In any case, I never knew much about Douglas Adams, about the writer behind the books – well except from bits and pieces here and there – and I had never really planned to learn much more either. But in a bookshop I ran into Jem Roberts‘s The Frood – The Authorized and Very Official History of Douglas Adams & The Hitchhiker’s Guide To The Galaxy. Somehow I bought it. Then a bit later I read it. I guess it is quite interesting, if you are into authorized biographies and that sort of thing. Which, actually, I am not, but I thought it was nice to book anyway. Not least because Roberts doesn’t glorify his subject too much (I think).

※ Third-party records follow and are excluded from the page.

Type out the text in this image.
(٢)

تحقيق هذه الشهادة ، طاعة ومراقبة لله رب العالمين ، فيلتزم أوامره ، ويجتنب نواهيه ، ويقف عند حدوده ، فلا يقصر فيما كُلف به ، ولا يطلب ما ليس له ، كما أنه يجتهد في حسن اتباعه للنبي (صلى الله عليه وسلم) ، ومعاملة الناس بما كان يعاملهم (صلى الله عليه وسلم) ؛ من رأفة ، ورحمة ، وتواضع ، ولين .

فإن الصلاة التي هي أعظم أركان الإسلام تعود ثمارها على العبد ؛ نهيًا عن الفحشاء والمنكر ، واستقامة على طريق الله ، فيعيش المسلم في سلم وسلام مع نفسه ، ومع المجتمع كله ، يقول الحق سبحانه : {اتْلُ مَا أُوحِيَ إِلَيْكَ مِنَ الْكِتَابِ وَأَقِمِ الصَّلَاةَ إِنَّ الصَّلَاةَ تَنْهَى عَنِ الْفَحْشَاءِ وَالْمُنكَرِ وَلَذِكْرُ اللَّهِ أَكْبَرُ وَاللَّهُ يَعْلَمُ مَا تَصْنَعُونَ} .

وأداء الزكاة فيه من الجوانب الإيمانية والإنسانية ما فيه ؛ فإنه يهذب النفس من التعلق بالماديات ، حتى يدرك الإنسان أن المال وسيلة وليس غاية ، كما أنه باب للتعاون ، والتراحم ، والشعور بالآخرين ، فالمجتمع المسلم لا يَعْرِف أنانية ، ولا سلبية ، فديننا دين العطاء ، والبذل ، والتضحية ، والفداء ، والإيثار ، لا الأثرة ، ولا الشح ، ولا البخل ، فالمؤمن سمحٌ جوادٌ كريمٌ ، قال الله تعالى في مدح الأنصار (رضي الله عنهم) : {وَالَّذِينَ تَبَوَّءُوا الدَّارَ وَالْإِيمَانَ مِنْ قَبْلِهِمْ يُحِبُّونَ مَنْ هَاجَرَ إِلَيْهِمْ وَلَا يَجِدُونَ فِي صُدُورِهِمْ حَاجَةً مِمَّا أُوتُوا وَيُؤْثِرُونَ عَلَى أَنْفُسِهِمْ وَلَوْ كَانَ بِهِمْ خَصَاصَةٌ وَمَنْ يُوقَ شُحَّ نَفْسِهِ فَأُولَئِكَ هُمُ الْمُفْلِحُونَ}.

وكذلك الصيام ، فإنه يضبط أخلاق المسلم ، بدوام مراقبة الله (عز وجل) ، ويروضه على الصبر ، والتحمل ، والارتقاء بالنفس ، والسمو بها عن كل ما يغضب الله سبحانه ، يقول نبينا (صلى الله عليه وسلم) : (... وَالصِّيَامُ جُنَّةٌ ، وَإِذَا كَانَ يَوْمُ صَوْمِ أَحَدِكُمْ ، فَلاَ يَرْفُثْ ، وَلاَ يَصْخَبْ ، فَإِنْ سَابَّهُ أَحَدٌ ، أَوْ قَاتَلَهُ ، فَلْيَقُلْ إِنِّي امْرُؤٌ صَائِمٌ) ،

Douglas Adams is shown as a struggling young man, trying to make a way in comedy until he hits gold with the Hitchhiker’s Guide series. However after his breakthrough life isn’t always sunshine, lollipops, rainbows, and so forth either. Adam’s legendary problems with deadlines is a reoccurring theme throughout the book. Overall I thought The Frood presented Adams as a person with talents and flaws.
On the downside, the text got a bit dragged out at times. Perhaps the book could have done with another pass by someone? There are sections I thought could have been cut from the text, or bridged in better. One example is Roberts’s defense of the movie and the continuation of the franchise without Douglas Adams. I don’t have any strong opinion in either direction here, but it felt… well weird, as I did not notice Roberts showing much of his opinions earlier in the book. Well, perhaps I am being unfair here, perhaps I was just in a bad mode when reading it?

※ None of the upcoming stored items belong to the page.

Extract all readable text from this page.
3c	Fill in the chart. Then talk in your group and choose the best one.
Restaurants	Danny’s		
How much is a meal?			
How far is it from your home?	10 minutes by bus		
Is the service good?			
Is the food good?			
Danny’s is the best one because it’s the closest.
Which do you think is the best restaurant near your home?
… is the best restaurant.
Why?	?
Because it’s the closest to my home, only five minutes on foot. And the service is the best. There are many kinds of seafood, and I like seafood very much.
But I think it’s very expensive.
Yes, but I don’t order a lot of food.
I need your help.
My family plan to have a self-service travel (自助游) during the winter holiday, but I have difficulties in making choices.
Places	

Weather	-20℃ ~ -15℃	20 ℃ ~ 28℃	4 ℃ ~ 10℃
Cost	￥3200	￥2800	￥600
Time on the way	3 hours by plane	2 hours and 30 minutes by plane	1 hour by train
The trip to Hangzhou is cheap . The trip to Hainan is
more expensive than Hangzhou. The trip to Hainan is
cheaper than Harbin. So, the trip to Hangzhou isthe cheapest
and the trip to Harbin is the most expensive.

Anyway, Jem Roberts seems to have done a lot of research into Adams’s life, and I guess The Frood contains details that will make the book worth reading for many fans of Douglas Adams and especially those devout of The Hitchiker’s Guide-series. It could of course be that those fans already know everything contained in the book… Well, at least personally I learned a huge deal about both the author and the series. I found it interesting what a huge role John Lloyd seems to have played for the creation of the Hitchhiker’s Guide. I also had not been aware that Adam’s had been writing with some of the former Pythons, and so on. As I wrote, above, I was ignorant of most of the author’s life.
What I found most fascinating however was to read how the The Hitchhiker’s Guide to The Galaxy morphed and transformed from Radio to TV and book medium (and after the death of Douglas Adams to a movie). There are probably more in-depth scholarly or fan-written analysis of the evolution of the narrative, containing more details, but this one was my introduction to it. I kind of like the idea that Adams’s most known series is in a way instanced into different media rather than adapted. It fits with my own, personal, memory: a concept, a voice, a feeling. All very funny.
As for The Frood it is a nice enough read. If you are interested in the life of Douglas Adams, or that of the Hitchhiker franchise it might be worth a look.